Dito isso tudo, fica claro que os materiais de divulgação devem ser tratados de forma totalmente diferentes para filmes com muito e com pouco apelo, mas sempre levando em conta que a real experiência deve ser no cinema, se você já viu tudo em casa não tem porque pagar para ver aqueles cinco minutos de cenas diluídas em uma hora e meia sem nenhuma surpresa.
Franquias famosas e sequencias de títulos de sucesso não precisam de grandes revelações, só precisam que lembrem ao público a data de estreia.
Filmes originais ou adaptações de obras não muito conhecidas sim, precisam de mais revelações, porém respeitando a linha entre a apresentação da história e a revelação da história.

Só que tudo isso acaba ficando em segundo plano quando as prévias começam a mostrar que a divulgação não está dando certo. Se um filme depois de lançado um ou dois trailers ainda estiver com a popularidade baixa, os materiais lançados a seguir serão mais apelativos, porque eles começam a jogar com tudo ou nada. Melhor tentar e falhar, do que omitir e parecer que não deu certo por falta de empenho.

Interferências de diretores e produção

Ok, vimos então que marketing e produção são grupos distintos e por isso as vezes eles passam um pouco do ponto.
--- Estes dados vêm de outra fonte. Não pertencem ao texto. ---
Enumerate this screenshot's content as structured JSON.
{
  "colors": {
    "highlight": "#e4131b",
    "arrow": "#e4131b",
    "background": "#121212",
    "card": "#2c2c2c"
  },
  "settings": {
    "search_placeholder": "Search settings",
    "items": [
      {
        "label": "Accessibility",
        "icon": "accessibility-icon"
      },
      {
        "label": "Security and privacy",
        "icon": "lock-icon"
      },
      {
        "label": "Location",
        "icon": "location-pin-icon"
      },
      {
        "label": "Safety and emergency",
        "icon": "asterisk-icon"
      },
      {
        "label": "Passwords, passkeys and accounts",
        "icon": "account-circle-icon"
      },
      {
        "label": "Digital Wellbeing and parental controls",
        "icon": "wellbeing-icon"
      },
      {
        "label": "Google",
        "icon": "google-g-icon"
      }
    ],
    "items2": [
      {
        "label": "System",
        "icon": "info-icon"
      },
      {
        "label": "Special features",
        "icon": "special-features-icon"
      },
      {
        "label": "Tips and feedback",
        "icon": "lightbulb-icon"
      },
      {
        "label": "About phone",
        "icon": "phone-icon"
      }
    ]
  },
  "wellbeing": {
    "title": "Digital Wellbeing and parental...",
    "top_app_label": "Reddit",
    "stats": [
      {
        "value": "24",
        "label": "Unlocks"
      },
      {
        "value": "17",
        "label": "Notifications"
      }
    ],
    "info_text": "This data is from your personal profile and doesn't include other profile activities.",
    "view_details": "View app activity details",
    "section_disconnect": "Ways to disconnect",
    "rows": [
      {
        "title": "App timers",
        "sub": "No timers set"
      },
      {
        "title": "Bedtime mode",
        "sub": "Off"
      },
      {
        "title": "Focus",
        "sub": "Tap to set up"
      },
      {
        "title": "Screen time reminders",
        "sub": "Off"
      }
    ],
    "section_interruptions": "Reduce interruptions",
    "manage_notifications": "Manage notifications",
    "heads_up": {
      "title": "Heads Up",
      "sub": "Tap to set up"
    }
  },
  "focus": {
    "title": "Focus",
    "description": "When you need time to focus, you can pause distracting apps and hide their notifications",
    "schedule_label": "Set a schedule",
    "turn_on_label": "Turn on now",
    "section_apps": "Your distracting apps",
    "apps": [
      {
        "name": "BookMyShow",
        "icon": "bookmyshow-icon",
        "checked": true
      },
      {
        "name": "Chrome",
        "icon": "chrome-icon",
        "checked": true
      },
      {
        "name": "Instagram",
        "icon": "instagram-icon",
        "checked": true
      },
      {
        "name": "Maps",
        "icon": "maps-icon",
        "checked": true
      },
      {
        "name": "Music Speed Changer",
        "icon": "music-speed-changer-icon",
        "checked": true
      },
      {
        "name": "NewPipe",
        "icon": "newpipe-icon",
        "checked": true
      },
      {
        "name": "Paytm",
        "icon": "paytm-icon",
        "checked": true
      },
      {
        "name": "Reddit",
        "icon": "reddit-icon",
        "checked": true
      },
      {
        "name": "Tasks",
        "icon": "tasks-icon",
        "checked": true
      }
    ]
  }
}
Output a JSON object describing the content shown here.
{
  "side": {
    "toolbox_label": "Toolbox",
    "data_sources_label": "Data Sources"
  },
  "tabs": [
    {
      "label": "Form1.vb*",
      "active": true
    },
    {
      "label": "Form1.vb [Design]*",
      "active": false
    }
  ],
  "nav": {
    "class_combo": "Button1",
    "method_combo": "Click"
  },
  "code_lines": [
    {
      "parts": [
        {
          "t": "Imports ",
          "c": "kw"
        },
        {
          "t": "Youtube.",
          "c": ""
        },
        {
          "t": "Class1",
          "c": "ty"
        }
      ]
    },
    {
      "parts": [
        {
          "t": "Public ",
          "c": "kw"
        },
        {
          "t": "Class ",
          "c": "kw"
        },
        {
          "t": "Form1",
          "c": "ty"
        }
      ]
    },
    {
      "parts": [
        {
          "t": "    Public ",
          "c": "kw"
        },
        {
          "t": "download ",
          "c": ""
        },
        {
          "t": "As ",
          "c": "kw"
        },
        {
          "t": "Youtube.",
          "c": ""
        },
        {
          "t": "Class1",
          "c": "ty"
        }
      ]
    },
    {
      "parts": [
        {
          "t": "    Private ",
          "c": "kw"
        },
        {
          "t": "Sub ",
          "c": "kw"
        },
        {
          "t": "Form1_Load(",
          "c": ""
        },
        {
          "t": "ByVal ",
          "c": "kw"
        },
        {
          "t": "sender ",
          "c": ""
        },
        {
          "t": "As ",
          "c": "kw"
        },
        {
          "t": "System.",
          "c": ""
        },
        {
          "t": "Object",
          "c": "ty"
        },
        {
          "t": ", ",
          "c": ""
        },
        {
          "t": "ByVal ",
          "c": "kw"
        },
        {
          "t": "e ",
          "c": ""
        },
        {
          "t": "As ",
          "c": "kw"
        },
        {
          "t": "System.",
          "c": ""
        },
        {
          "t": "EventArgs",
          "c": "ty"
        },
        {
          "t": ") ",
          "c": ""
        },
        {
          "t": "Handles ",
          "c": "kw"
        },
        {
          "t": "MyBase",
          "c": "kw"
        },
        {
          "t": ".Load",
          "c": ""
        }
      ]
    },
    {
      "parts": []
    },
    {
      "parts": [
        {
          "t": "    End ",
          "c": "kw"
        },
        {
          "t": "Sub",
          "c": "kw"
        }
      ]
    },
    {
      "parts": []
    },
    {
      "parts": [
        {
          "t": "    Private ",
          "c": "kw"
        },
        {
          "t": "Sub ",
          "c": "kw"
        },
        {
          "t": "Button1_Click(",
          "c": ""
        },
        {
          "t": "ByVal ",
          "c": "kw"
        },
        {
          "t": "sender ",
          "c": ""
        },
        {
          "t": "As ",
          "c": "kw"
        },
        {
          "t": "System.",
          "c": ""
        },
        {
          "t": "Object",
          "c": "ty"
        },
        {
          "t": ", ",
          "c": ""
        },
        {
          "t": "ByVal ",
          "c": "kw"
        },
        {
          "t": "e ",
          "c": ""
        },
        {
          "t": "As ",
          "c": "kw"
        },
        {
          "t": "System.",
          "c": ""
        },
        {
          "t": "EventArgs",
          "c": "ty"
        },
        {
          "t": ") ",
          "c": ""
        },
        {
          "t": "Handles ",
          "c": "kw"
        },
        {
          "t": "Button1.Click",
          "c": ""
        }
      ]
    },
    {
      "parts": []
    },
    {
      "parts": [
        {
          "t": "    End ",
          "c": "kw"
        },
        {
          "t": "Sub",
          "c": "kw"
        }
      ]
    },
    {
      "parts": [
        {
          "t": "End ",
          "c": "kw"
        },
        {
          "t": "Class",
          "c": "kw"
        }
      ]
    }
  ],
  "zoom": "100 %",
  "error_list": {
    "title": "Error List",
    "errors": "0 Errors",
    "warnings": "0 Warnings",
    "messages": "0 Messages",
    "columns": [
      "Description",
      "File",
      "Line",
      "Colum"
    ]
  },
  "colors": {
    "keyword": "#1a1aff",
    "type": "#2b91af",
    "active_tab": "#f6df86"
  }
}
Mas se pensarmos bem, quem é que paga por algo e não supervisiona o que está sendo ou será entregue?
Se até quando você vai numa malharia e pede para confeccionarem uma camiseta para você, antes de te entregar você deve provar e aprovar, “o cliente sempre tem a razão”.
Então a culpa não é exclusivamente da empresa de publicidade, alguém deve aprovar aquele material todo, como vocês podem conferir no ótimo artigo sobre a a jornada de um filme, vemos que o diretor que seria o “pai” do filme, perde contato com o mesmo muito antes dele ser lançado oficialmente, deixando a responsabilidade toda com quem investe no projeto, ou seja os produtores.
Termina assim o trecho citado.